4 Towards Digital Governance

Overall, the US AAA represents a pragmatic approach to the problem of managing the legal and ethical challenges posed by ADS. The framing is sound, the proposed enforcement mechanisms are well-established, and the bill explicitly seeks to balance the required regulatory oversight with incentives for innovation. Further, we acknowledge that many differences between the US AAA and the EU AIA highlighted in this commentary result from differing political processes and legal traditions (Vokinger & Gasser, 2021).

That said, the current American effort to regulate ADS is too modest. After all, not only ‘consumers’ but ‘citizens’ in general are increasingly affected by ADS. Moreover, a policy is only as strong as the institutions backing it. While the EU AIA is part of a long-term, holistic effort by the EU to shape the digital ecosystem in the Union and beyond, the US AAA constitutes only a fragmented attempt. Following the introduction of the GDPR in 2016, a so-called ‘Brussels effect’ has been observed, whereby multinational organisations choose to harmonise all their international data management practices with EU laws for practical reasons (Bradford, 2020). The EU AIA may have a similar effect. In contrast, the impact of the US AAA – if it passes into law – would almost certainly be limited without a more coordinated approach. Given the US’s economic weight and technological leadership, it is regrettable that there may not be a ‘Washington effect’ positively shaping global digital ecosystems.
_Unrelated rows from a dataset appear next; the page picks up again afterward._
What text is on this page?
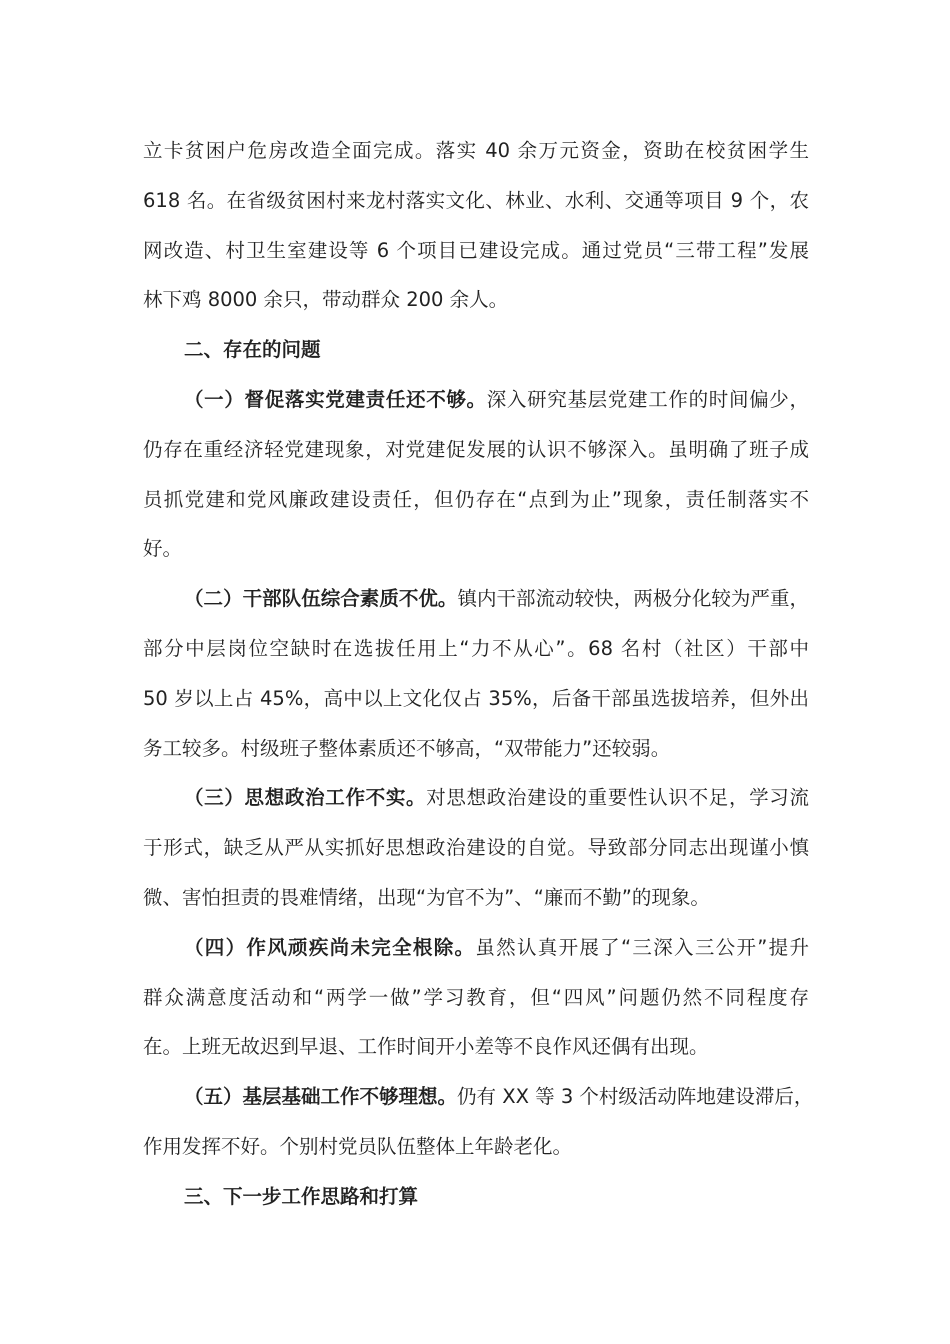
立卡贫困户危房改造全面完成。落实 40 余万元资金，资助在校贫困学生
618 名。在省级贫困村来龙村落实文化、林业、水利、交通等项目 9 个，农
网改造、村卫生室建设等 6 个项目已建设完成。通过党员“三带工程”发展
林下鸡 8000 余只，带动群众 200 余人。
二、存在的问题
（一）督促落实党建责任还不够。深入研究基层党建工作的时间偏少，
仍存在重经济轻党建现象，对党建促发展的认识不够深入。虽明确了班子成
员抓党建和党风廉政建设责任，但仍存在“点到为止”现象，责任制落实不
好。
（二）干部队伍综合素质不优。镇内干部流动较快，两极分化较为严重，
部分中层岗位空缺时在选拔任用上“力不从心”。68 名村（社区）干部中
50 岁以上占 45%，高中以上文化仅占 35%，后备干部虽选拔培养，但外出
务工较多。村级班子整体素质还不够高，“双带能力”还较弱。
（三）思想政治工作不实。对思想政治建设的重要性认识不足，学习流
于形式，缺乏从严从实抓好思想政治建设的自觉。导致部分同志出现谨小慎
微、害怕担责的畏难情绪，出现“为官不为”、“廉而不勤”的现象。
（四）作风顽疾尚未完全根除。虽然认真开展了“三深入三公开”提升
群众满意度活动和“两学一做”学习教育，但“四风”问题仍然不同程度存
在。上班无故迟到早退、工作时间开小差等不良作风还偶有出现。
（五）基层基础工作不够理想。仍有 XX 等 3 个村级活动阵地建设滞后，
作用发挥不好。个别村党员队伍整体上年龄老化。
三、下一步工作思路和打算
On the one hand, recent developments suggest that the US is increasing efforts in tech diplomacy. For example, the US and the EU have agreed to develop a joint roadmap on evaluation and measurement tools for trustworthy AI and risk management (EU-US Trade and Technology Council, 2022). On the other hand, it is still unclear whether the US AAA itself has any chance of passing, given that recent attempts at US versions of EU technology law, such as the American Innovation and Choice Online Act of 2022 (an analogue to the EU’s Digital Markets Act) and theData Protection Act of 2021 (an analogue to GDPR) have stalled in Congress. The current political landscape in the US is not friendly to new technology regulation, with only two pieces of federal technology legislation passing in the last 25 years (Kang, 2022). Recent polling has shown that public support for more regulation of major technology companies has fallen from 56% of Americans in April 2021 to 44% in May 2022 (Vogels, 2022). This, coupled with a divergence in partisan goals (e.g., the Republicans focus on claims of discrimination against conservatives on social media and the Democrats focus on claims of misinformation (Kang & McCabe, 2022)), makes it unlikely that the US AAA advances further in Congress. What remains is the possibility of executive action by the Democrats’ majority in the FTC, whose focus appears to be on anti-trust and privacy regulation, not the regulation of ADS (Harding McGill & Gold, 2022).
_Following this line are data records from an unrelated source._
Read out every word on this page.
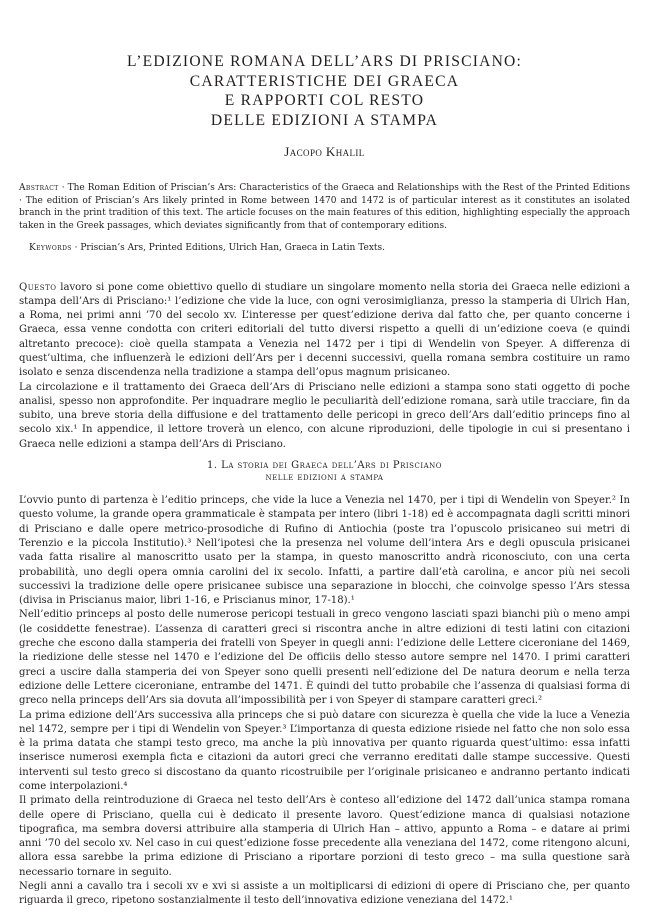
L’EDIZIONE ROMANA DELL’ARS DI PRISCIANO:
CARATTERISTICHE DEI GRAECA
E RAPPORTI COL RESTO
DELLE EDIZIONI A STAMPA
Jacopo Khalil

Abstract · The Roman Edition of Priscian’s Ars: Characteristics of the Graeca and Relationships with the Rest of the Printed Editions · The edition of Priscian’s Ars likely printed in Rome between 1470 and 1472 is of particular interest as it constitutes an isolated branch in the print tradition of this text. The article focuses on the main features of this edition, highlighting especially the approach taken in the Greek passages, which deviates significantly from that of contemporary editions.

Keywords · Priscian’s Ars, Printed Editions, Ulrich Han, Graeca in Latin Texts.

Questo lavoro si pone come obiettivo quello di studiare un singolare momento nella storia dei Graeca nelle edizioni a stampa dell’Ars di Prisciano:¹ l’edizione che vide la luce, con ogni verosimiglianza, presso la stamperia di Ulrich Han, a Roma, nei primi anni ’70 del secolo xv. L’interesse per quest’edizione deriva dal fatto che, per quanto concerne i Graeca, essa venne condotta con criteri editoriali del tutto diversi rispetto a quelli di un’edizione coeva (e quindi altretanto precoce): cioè quella stampata a Venezia nel 1472 per i tipi di Wendelin von Speyer. A differenza di quest’ultima, che influenzerà le edizioni dell’Ars per i decenni successivi, quella romana sembra costituire un ramo isolato e senza discendenza nella tradizione a stampa dell’opus magnum prisicaneo.

La circolazione e il trattamento dei Graeca dell’Ars di Prisciano nelle edizioni a stampa sono stati oggetto di poche analisi, spesso non approfondite. Per inquadrare meglio le peculiarità dell’edizione romana, sarà utile tracciare, fin da subito, una breve storia della diffusione e del trattamento delle pericopi in greco dell’Ars dall’editio princeps fino al secolo xix.¹ In appendice, il lettore troverà un elenco, con alcune riproduzioni, delle tipologie in cui si presentano i Graeca nelle edizioni a stampa dell’Ars di Prisciano.

1. La storia dei Graeca dell’Ars di Prisciano
nelle edizioni a stampa

L’ovvio punto di partenza è l’editio princeps, che vide la luce a Venezia nel 1470, per i tipi di Wendelin von Speyer.² In questo volume, la grande opera grammaticale è stampata per intero (libri 1-18) ed è accompagnata dagli scritti minori di Prisciano e dalle opere metrico-prosodiche di Rufino di Antiochia (poste tra l’opuscolo prisicaneo sui metri di Terenzio e la piccola Institutio).³ Nell’ipotesi che la presenza nel volume dell’intera Ars e degli opuscula prisicanei vada fatta risalire al manoscritto usato per la stampa, in questo manoscritto andrà riconosciuto, con una certa probabilità, uno degli opera omnia carolini del ix secolo. Infatti, a partire dall’età carolina, e ancor più nei secoli successivi la tradizione delle opere prisicanee subisce una separazione in blocchi, che coinvolge spesso l’Ars stessa (divisa in Priscianus maior, libri 1-16, e Priscianus minor, 17-18).¹

Nell’editio princeps al posto delle numerose pericopi testuali in greco vengono lasciati spazi bianchi più o meno ampi (le cosiddette fenestrae). L’assenza di caratteri greci si riscontra anche in altre edizioni di testi latini con citazioni greche che escono dalla stamperia dei fratelli von Speyer in quegli anni: l’edizione delle Lettere ciceroniane del 1469, la riedizione delle stesse nel 1470 e l’edizione del De officiis dello stesso autore sempre nel 1470. I primi caratteri greci a uscire dalla stamperia dei von Speyer sono quelli presenti nell’edizione del De natura deorum e nella terza edizione delle Lettere ciceroniane, entrambe del 1471. È quindi del tutto probabile che l’assenza di qualsiasi forma di greco nella princeps dell’Ars sia dovuta all’impossibilità per i von Speyer di stampare caratteri greci.²

La prima edizione dell’Ars successiva alla princeps che si può datare con sicurezza è quella che vide la luce a Venezia nel 1472, sempre per i tipi di Wendelin von Speyer.³ L’importanza di questa edizione risiede nel fatto che non solo essa è la prima datata che stampi testo greco, ma anche la più innovativa per quanto riguarda quest’ultimo: essa infatti inserisce numerosi exempla ficta e citazioni da autori greci che verranno ereditati dalle stampe successive. Questi interventi sul testo greco si discostano da quanto ricostruibile per l’originale prisicaneo e andranno pertanto indicati come interpolazioni.⁴

Il primato della reintroduzione di Graeca nel testo dell’Ars è conteso all’edizione del 1472 dall’unica stampa romana delle opere di Prisciano, quella cui è dedicato il presente lavoro. Quest’edizione manca di qualsiasi notazione tipografica, ma sembra doversi attribuire alla stamperia di Ulrich Han – attivo, appunto a Roma – e datare ai primi anni ’70 del secolo xv. Nel caso in cui quest’edizione fosse precedente alla veneziana del 1472, come ritengono alcuni, allora essa sarebbe la prima edizione di Prisciano a riportare porzioni di testo greco – ma sulla questione sarà necessario tornare in seguito.

Negli anni a cavallo tra i secoli xv e xvi si assiste a un moltiplicarsi di edizioni di opere di Prisciano che, per quanto riguarda il greco, ripetono sostanzialmente il testo dell’innovativa edizione veneziana del 1472.¹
Fundamentally, the US AAA, like the EU AIA, is about more than just ADS. It is about what decisions we should consider critical and what outcomes we should strive towards. The hard questions that need to be addressed concern what decision criteria and evidence (input data) are to be considered legitimate (or at least socially acceptable) for different private and public decision-making processes. Answering such questions requires a positive vision of what future societies should be. Policymakers should therefore move beyond attempts to secure minimal ‘algorithmic accountability’ and focus instead on designing public governance mechanisms that allow organisations to strike justifiable trade-offs within the limits of legal permissibility and commercial viability to shape how ADS are designed and what ends they serve.